The Strokes - Is This It
The most powerful and comforting illusion we possess is the idea of one missing thing in our lives that, if we had, everything would be ok; we would be saved; we would be happy. Is this It is an example of failing that concept.
More simply: is this it(?)
This album, released in July 2001, is many great things: influential, stylish, catchier than the tastiest fish-bait, nostalgically modern, and so satisfying. But it also leaves me cold.
This record was released before I hit puberty, and I understood its release as a matter of historical fact: The Strokes were the saviors of rock n’ roll, with skinny jeans, leather jackets and that bleeding cool that we all crave deep down. It sounds somehow modern and urbane, while hearkening back to that classic garage set-up; and produced out the ass to sound like a gleaming red-jaguar wax, but featuring that skanky vocoded lyricism of the youthfully disaffected.
In service of it all are 11 tracks featuring those slick guitar riffs, downbeat chordage, bright reverb, heavy twang, and a honey-thick bass that slithers like sugar against your ear drums. Julian Casablancas’ vocals reek of character and overly-processed singing, and the lyrics run the gamut of rock staples and push propriety, making it a tried and true revival of old-school rebellion. Even the original album cover is an on-the-nose reference to Spinal Tap (Smell the glove?) and, ironically, had to get re-done for obscenity. Nigel Tufnel, David St. Hubbins, and Derek Smalls most certainly approve.

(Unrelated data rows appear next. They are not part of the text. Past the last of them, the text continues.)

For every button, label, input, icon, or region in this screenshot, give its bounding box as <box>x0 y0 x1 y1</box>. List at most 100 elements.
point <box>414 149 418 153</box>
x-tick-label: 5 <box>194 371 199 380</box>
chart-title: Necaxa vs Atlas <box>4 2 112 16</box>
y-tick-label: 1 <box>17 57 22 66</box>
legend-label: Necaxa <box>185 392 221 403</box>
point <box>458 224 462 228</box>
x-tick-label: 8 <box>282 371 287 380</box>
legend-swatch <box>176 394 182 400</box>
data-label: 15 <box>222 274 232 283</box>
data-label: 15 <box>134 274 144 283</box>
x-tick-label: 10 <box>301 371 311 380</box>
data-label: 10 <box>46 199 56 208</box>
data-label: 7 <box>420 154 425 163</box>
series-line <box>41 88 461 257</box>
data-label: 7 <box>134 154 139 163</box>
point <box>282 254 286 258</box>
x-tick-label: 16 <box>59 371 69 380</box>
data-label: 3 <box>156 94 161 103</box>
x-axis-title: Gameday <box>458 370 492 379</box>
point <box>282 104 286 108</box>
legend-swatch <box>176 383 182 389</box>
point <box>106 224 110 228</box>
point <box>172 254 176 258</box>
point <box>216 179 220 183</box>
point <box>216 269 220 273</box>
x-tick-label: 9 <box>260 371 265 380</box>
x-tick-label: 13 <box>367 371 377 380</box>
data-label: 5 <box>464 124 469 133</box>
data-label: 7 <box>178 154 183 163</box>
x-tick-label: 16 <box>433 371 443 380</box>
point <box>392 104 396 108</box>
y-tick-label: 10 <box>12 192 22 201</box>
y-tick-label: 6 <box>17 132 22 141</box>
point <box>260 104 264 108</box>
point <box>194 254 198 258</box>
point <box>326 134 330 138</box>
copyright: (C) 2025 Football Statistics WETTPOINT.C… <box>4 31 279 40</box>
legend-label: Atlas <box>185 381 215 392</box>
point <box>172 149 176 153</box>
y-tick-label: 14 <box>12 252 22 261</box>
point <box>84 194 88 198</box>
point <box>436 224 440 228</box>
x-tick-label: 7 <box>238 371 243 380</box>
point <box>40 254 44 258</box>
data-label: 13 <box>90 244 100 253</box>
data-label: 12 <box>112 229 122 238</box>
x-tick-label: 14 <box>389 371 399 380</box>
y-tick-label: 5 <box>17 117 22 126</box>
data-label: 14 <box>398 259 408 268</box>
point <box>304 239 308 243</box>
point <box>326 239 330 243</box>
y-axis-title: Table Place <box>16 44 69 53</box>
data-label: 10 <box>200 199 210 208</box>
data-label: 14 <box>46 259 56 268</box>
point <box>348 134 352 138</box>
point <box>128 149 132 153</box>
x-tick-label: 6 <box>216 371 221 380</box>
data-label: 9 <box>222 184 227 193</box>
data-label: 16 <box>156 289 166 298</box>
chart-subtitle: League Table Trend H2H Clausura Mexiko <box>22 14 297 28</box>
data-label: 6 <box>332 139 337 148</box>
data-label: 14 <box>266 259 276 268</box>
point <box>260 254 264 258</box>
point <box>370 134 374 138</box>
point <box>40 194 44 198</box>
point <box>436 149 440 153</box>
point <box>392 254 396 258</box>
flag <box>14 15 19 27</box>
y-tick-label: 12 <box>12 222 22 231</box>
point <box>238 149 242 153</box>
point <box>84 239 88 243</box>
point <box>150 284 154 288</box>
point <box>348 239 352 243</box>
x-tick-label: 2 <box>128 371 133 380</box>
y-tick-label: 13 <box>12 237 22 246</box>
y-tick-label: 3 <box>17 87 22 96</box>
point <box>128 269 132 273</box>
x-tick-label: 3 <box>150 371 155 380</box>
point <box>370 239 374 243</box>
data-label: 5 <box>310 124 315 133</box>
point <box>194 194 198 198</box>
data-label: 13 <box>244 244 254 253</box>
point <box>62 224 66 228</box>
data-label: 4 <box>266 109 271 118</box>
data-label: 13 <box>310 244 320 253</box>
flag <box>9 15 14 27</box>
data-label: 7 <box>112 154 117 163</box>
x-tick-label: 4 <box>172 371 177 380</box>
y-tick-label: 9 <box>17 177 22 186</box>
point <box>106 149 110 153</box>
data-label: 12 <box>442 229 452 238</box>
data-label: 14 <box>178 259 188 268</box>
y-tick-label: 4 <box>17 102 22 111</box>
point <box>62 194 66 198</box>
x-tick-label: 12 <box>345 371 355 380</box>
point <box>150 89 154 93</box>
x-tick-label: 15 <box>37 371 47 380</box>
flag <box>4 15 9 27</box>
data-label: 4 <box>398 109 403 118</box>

The Strokes were the saviors of rock n’ roll, with skinny jeans, leather jackets and that bleeding cool that we all crave deep down.
I hope you see where I’m going this.
While this record is undoubtedly a satisfying, tasty slice of beautifully put together straight rock n’ roll, and it did–and does–have an impact on modern recording, I can’t call it great. I appreciate everything about it, but there’s something missing, some transcendent element in its influence that would cement it in my mind as true greatness. It’s so rooted in its influences that it ends up being a product of all those times, but never more than that.
And, as we’re aware, it didn’t really save rock. But it did renew interest and fed into a fantasy of music critics that rock was on the way back. But in the larger context, it’s one more blip on the influence radar.